NPR describes the joy of explorers finding “extinct” tree lobsters – the world’s largest known stick insects, once native only to Australia’s Lord Howe Island – alive and well on a nearby spike of rock called Ball’s Pyramid:
Then one day in 1918, a supply ship, the S.S. Makambo from Britain, ran aground at Lord Howe Island and had to be evacuated. One passenger drowned. The rest were put ashore. It took nine days to repair the Makambo, and during that time, some black rats managed to get from the ship to the island where they instantly discovered a delicious new rat food: giant stick insects. Two years later, the rats were everywhere and the tree lobsters were gone.

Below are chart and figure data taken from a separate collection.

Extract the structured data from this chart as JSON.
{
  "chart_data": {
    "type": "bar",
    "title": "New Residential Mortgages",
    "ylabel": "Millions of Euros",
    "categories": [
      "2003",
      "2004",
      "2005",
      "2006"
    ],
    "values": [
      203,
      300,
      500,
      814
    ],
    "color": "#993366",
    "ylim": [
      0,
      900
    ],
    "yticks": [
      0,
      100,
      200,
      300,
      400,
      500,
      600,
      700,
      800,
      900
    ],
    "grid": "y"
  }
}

Totally gone. After 1920, there wasn’t a single sighting. By 1960, the Lord Howe stick insect, Dryococelus australis, was presumed extinct.
…
Fast forward to 2001 when two Australian scientists, David Priddel and Nicholas Carlile, with two assistants, decided to take a closer look. From the water, they’d seen a few patches of vegetation that just might support walking sticks. So, they boated over, (“Swimming would have been much easier,” Carlile said, “but there are too many sharks.”), they crawled up the vertical rock face to about 500 feet, where they found a few crickets, nothing special. But on their way down, on a precarious, unstable rock surface, they saw a single melaleuca bush peeping out of a crack, and underneath what looked like fresh dropping of some large insect.
Where, they wondered, did that poop come from?
The only thing to do was to go back up after dark, with flashlights and cameras, to see if the pooper would be out taking a nighttime walk.
The story gets even better from there. They found 24 of them. Then, a couple years later, a rockfall hit that melaleuca tree. Only two insects survived – Adam and Eve. They took them back to a zoo, hand-feeding Eve a mixture of nectar and calcium until she was able to lay 30 eggs.
And now, they’re trying to figure out what to do with them… since the rats are still rampant on Lord Howe.